Whether the liberal Protestants or the Joycean humanists actually have a better means of advancing happiness than the Mormons is a more debatable point. The evidence drawn from the mainline and UU membership rolls thus far does not tend to land in our favor. I am even less persuaded that romantic love is so necessary to happiness in all cases -- it seems to me that it depends a great deal on the individual person. But the possibility that religion in general might one day be about the preservation of our humanity, rather than the effort to transcend it -- that the goal of forming a religious community at all might be the harnessing of collective strength for the protection and advancement of life on this Earth, rather than in any worlds to come, is one that appeals to me deeply.

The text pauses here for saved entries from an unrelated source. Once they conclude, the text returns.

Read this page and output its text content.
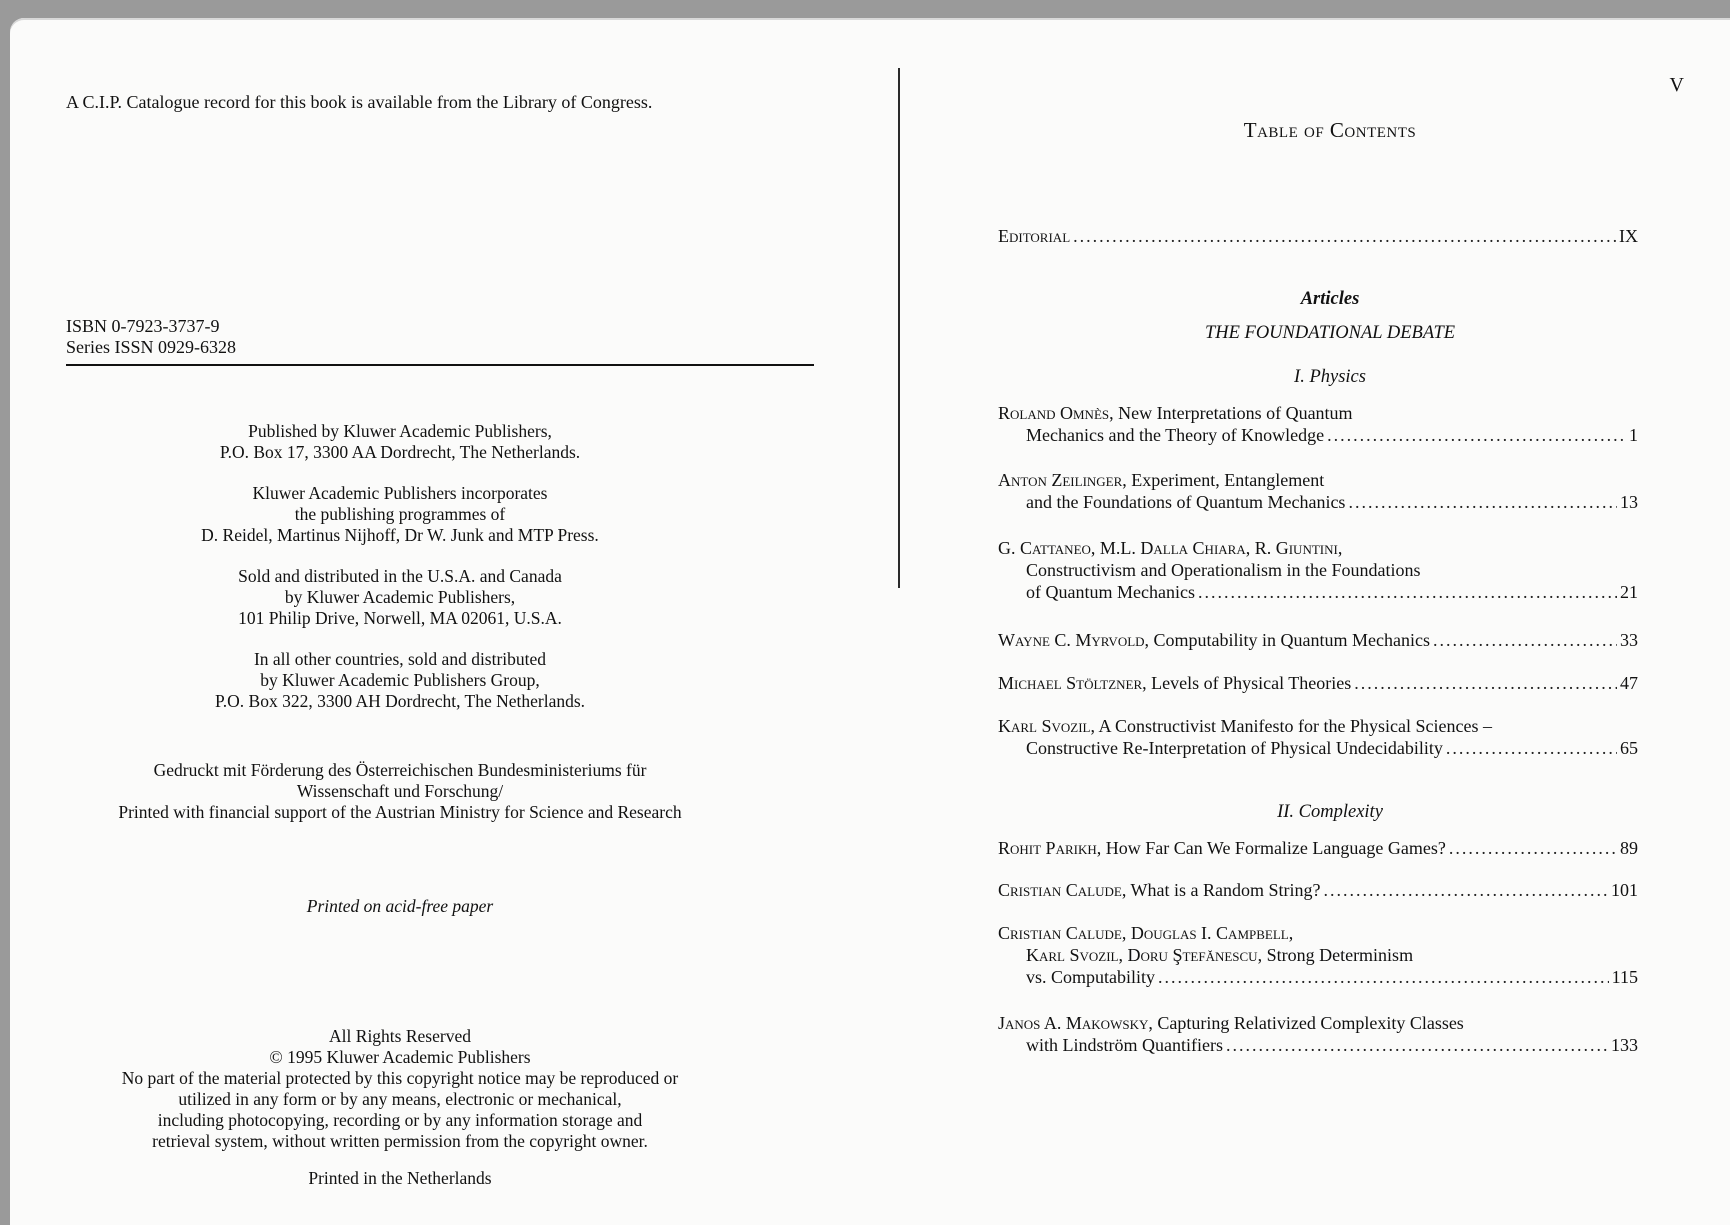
A C.I.P. Catalogue record for this book is available from the Library of Congress.
ISBN 0-7923-3737-9
Series ISSN 0929-6328
Published by Kluwer Academic Publishers,
P.O. Box 17, 3300 AA Dordrecht, The Netherlands.
Kluwer Academic Publishers incorporates
the publishing programmes of
D. Reidel, Martinus Nijhoff, Dr W. Junk and MTP Press.
Sold and distributed in the U.S.A. and Canada
by Kluwer Academic Publishers,
101 Philip Drive, Norwell, MA 02061, U.S.A.
In all other countries, sold and distributed
by Kluwer Academic Publishers Group,
P.O. Box 322, 3300 AH Dordrecht, The Netherlands.
Gedruckt mit Förderung des Österreichischen Bundesministeriums für
Wissenschaft und Forschung/
Printed with financial support of the Austrian Ministry for Science and Research
Printed on acid-free paper
All Rights Reserved
© 1995 Kluwer Academic Publishers
No part of the material protected by this copyright notice may be reproduced or
utilized in any form or by any means, electronic or mechanical,
including photocopying, recording or by any information storage and
retrieval system, without written permission from the copyright owner.
Printed in the Netherlands
V
Table of Contents
Editorial .....	IX
Articles
THE FOUNDATIONAL DEBATE
I. Physics
Roland Omnès, New Interpretations of Quantum
Mechanics and the Theory of Knowledge .....	1
Anton Zeilinger, Experiment, Entanglement
and the Foundations of Quantum Mechanics .....	13
G. Cattaneo, M.L. Dalla Chiara, R. Giuntini,
Constructivism and Operationalism in the Foundations
of Quantum Mechanics .....	21
Wayne C. Myrvold, Computability in Quantum Mechanics .....	33
Michael Stöltzner, Levels of Physical Theories .....	47
Karl Svozil, A Constructivist Manifesto for the Physical Sciences –
Constructive Re-Interpretation of Physical Undecidability .....	65
II. Complexity
Rohit Parikh, How Far Can We Formalize Language Games? .....	89
Cristian Calude, What is a Random String? .....	101
Cristian Calude, Douglas I. Campbell,
Karl Svozil, Doru Ştefănescu, Strong Determinism
vs. Computability .....	115
Janos A. Makowsky, Capturing Relativized Complexity Classes
with Lindström Quantifiers .....	133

Maybe Dutcher didn't mean to suggest this possibility at all. Maybe I'm reading my own preoccupations into it. But it's clear he meant something other that what thousand others have meant before, in films that might have begun from the exact same premiss. Dutcher has repaid a long slog through neglected film sub-genres, and he has done so with something other than the faintly mean-spirited laughter I have been known to indulge in on this odyssey. He repaid it with a film that is moving, at last, and was apparently of some interest to me, whose review of it has now taken the better part of two days to write.